Culinary Fairytale of Slavonski Brod

Sail into a fairy tale! The slogan of the Tourist Board of the area "Slavonski Brod - Posavina" is strongly reminiscent of two visible features of the seventh largest city in Croatia. The first is the mighty river Sava, on whose banks Brod na Sava was built, so sailing is perhaps the best word for an experience in this city. Another feature is the fact that one of the greatest Croatian writers, Ivana Brlić-Mažuranić, spent most of her life in Brod, and Dragutin Tadijanović, popularly known as Tadija, was born in neighbouring Rastušje. And indeed, Sava, Tadija and Ivana are unbreakable links with Slavonski Brod, which also includes the settlements of Brodsko Vinogorje and Podvinje, Bukovlje, Gornja Vrba and Podcrkavlje, from which Brod draws lasting influences.

Throughout history, the location of the city of Slavonski Brod has been well inhabited, and the first historical settlement in that place dates back to Roman times, as evidenced by archaeological finds from that era, named Marsonia. To this day, it has not been determined whether Marsonia was just a post office and a lodging place, or an entire settlement. Food was certainly eaten here, and the traces of Roman Pannonia tell us how attached these ancient Romans were to the natural environment. Therefore, we can assume that the dishes in Marsonia were related to the abundance of fish in the Sava, as well as the small game in the thickets around the river. After all, various stews and dishes made from geese and ducks were held in Brod until recently.
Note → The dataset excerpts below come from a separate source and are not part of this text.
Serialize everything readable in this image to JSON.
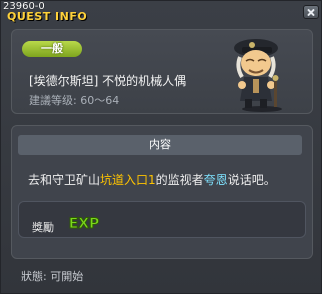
{
  "window": {
    "id_text": "23960-0",
    "title": "QUEST INFO"
  },
  "header": {
    "badge": "一般",
    "quest_name": "[埃德尔斯坦] 不悦的机械人偶",
    "level_text": "建議等级: 60～64"
  },
  "content": {
    "section_title": "内容",
    "desc_prefix": "去和守卫矿山",
    "desc_location": "坑道入口1",
    "desc_middle": "的监视者",
    "desc_npc": "夸恩",
    "desc_suffix": "说话吧。"
  },
  "reward": {
    "label": "獎勵",
    "exp_label": "EXP"
  },
  "status": {
    "text": "狀態: 可開始"
  },
  "colors": {
    "title": "#ffd23a",
    "badge": "#9bc233",
    "highlight_location": "#ffc400",
    "highlight_npc": "#7fe3ff",
    "exp": "#7cd81c"
  },
  "icons": {
    "close": "close-icon",
    "npc": "npc-portrait",
    "exp": "exp-icon"
  }
}
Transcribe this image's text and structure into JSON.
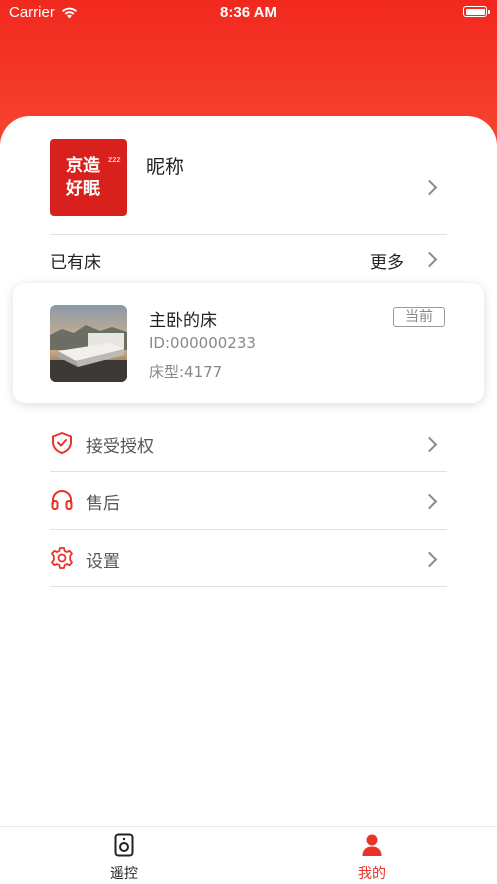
{
  "status_bar": {
    "carrier": "Carrier",
    "time": "8:36 AM"
  },
  "colors": {
    "accent": "#f2281e",
    "brand_red": "#d8211d",
    "inactive_text": "#333333"
  },
  "profile": {
    "logo_line1": "京造",
    "logo_line2": "好眠",
    "logo_zz": "zzz",
    "nickname": "昵称"
  },
  "beds_section": {
    "title": "已有床",
    "more_label": "更多"
  },
  "bed_card": {
    "name": "主卧的床",
    "id_text": "ID:000000233",
    "model_text": "床型:4177",
    "badge": "当前"
  },
  "menu": [
    {
      "label": "接受授权",
      "icon": "shield-check-icon"
    },
    {
      "label": "售后",
      "icon": "headphones-icon"
    },
    {
      "label": "设置",
      "icon": "gear-icon"
    }
  ],
  "tabbar": [
    {
      "label": "遥控",
      "icon": "remote-speaker-icon",
      "active": false
    },
    {
      "label": "我的",
      "icon": "person-icon",
      "active": true
    }
  ]
}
From time immemorial, there has been a crossing over the Sava to Bosnia here. The very name of the town, which once bore the name Brod on Sava (from Brood - improperly changed from prohod, crossing) points to this fact. It was only in 1945 that it got the name Slavonski Brod. In Slavonski Brod there is a monument of highest category Brod fortress, which is otherwise the largest and most important fortification monument in continental Croatia. It was built between 1715 and 1780 and was a crucial border fortress on the Sava River. In its centre is the baroque chapel of St. Anne, in the renovated part of the southwestern part of the Cavalier Branko Ružić Gallery and the Tambourine House, an instrument that characterises Slavonic traditional music. In the casemates on the western side, there are permanent exhibits of the Austro-Hungarian prison, a pharmacy, a wine shop with traditional cuisine, a forge, a museum of tambourine and industrial heritage.
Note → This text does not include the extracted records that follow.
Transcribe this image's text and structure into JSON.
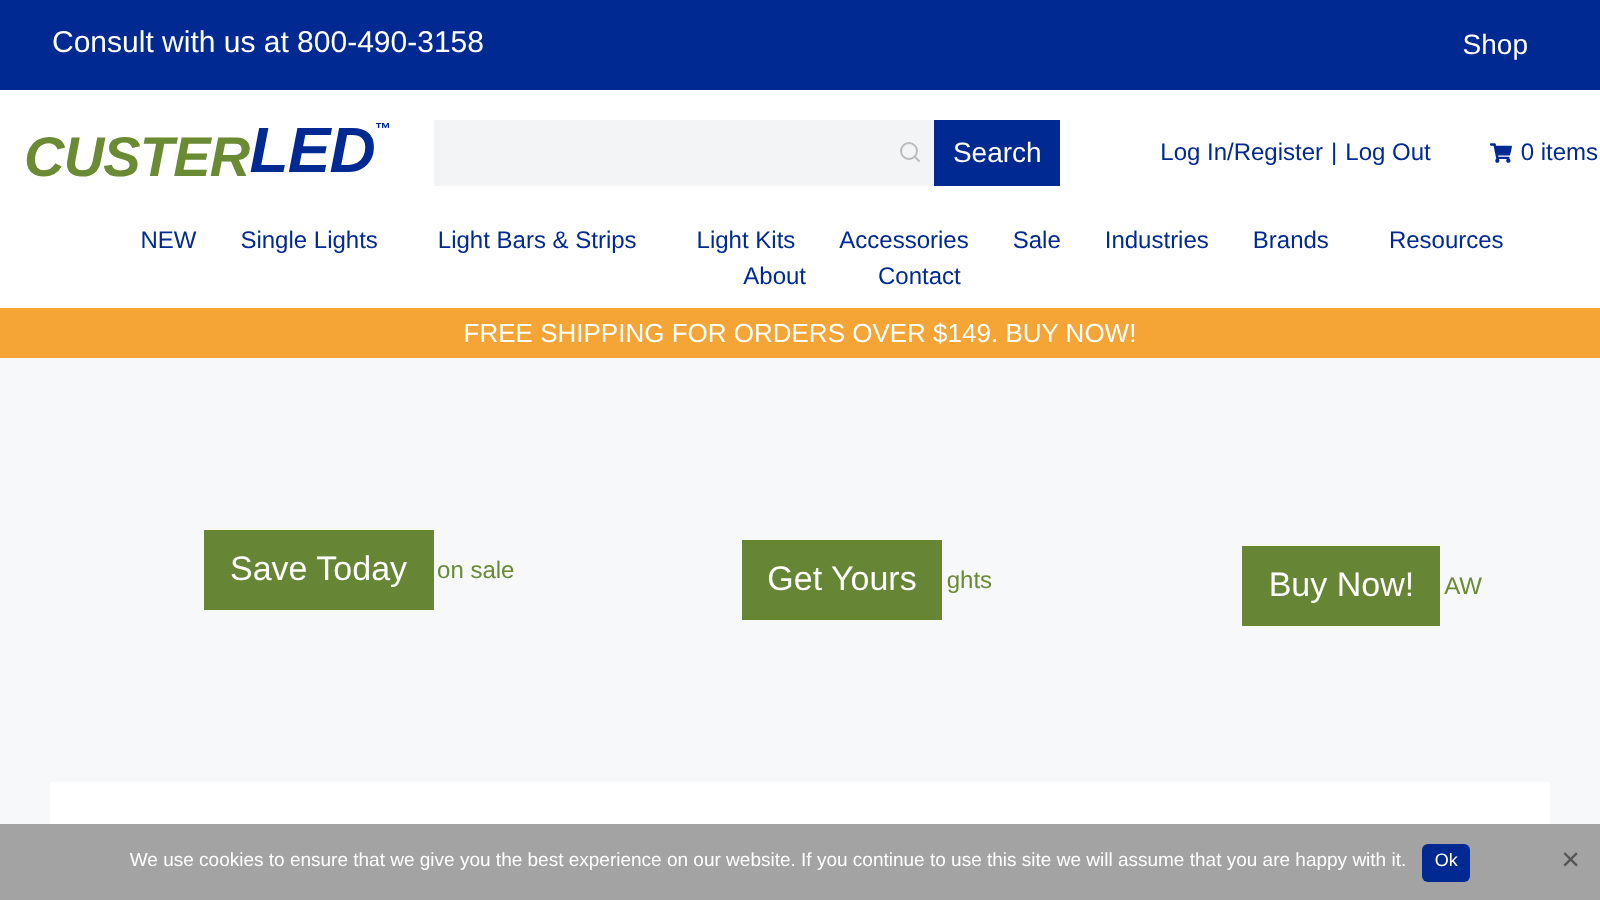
{
  "top_bar": {
    "phone_text": "Consult with us at 800-490-3158",
    "shop_link": "Shop"
  },
  "logo": {
    "part_1": "CUSTER",
    "part_2": "LED",
    "mark": "™"
  },
  "search": {
    "button": "Search"
  },
  "account": {
    "login": "Log In/Register",
    "separator": "|",
    "logout": "Log Out",
    "cart": "0 items"
  },
  "nav": [
    "NEW",
    "Single Lights",
    "Light Bars & Strips",
    "Light Kits",
    "Accessories",
    "Sale",
    "Industries",
    "Brands",
    "Resources",
    "About",
    "Contact"
  ],
  "promo_banner": "FREE SHIPPING FOR ORDERS OVER $149. BUY NOW!",
  "hero_slides": [
    {
      "button": "Save Today",
      "caption": "on sale"
    },
    {
      "button": "Get Yours",
      "caption": "ghts"
    },
    {
      "button": "Buy Now!",
      "caption": "AW"
    }
  ],
  "cookie_bar": {
    "message": "We use cookies to ensure that we give you the best experience on our website. If you continue to use this site we will assume that you are happy with it.",
    "button": "Ok",
    "close": "×"
  }
}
The largest city square in Croatia, Trg Ivane Brlić-Mažuranić, is also one of the most beautiful in the country, with its southern part overlooking the Sava River, which offers an extraordinary view. And this is where you can start your gastronomic adventure through the city, because some of the most recognisable catering establishments are located on the Square. Pastry shop Aroma celebrated the hundredth anniversary of its work in Požega and Slavonski Brod last year, when Nazif Alitović arrived in Slavonia from Macedonia.

Across the street is the relatively new restaurant and bar My Way, opened in 2021, whose main hits are steaks and burgers, which captivate with their descriptions, but a touch of the local is not overlooked in the dishes called Blago Slavonije. The meat course consists of cheese, onions and some bread, pork loin with buttered ham and oven potatoes, as well as salad and dessert. There is also a fish course made of bruschetta, smoked carp with baked potatoes, salad and dessert. Slavonian brandy is recommended as an aperitif, and Apuška, a distillery with a fraught history, leads the way in Brod!

Right next to it is the Brlić House, where today the Interpretation Centre of Ivan Brlić-Mažuranić is located, and within it, on the first floor, a permanent exhibition with authentic furniture and inventory from the apartment where the writer wrote her most beautiful stories. There is an exhibition hall on the ground floor of the House, and the entire space is enriched with suitable multimedia and interactive content.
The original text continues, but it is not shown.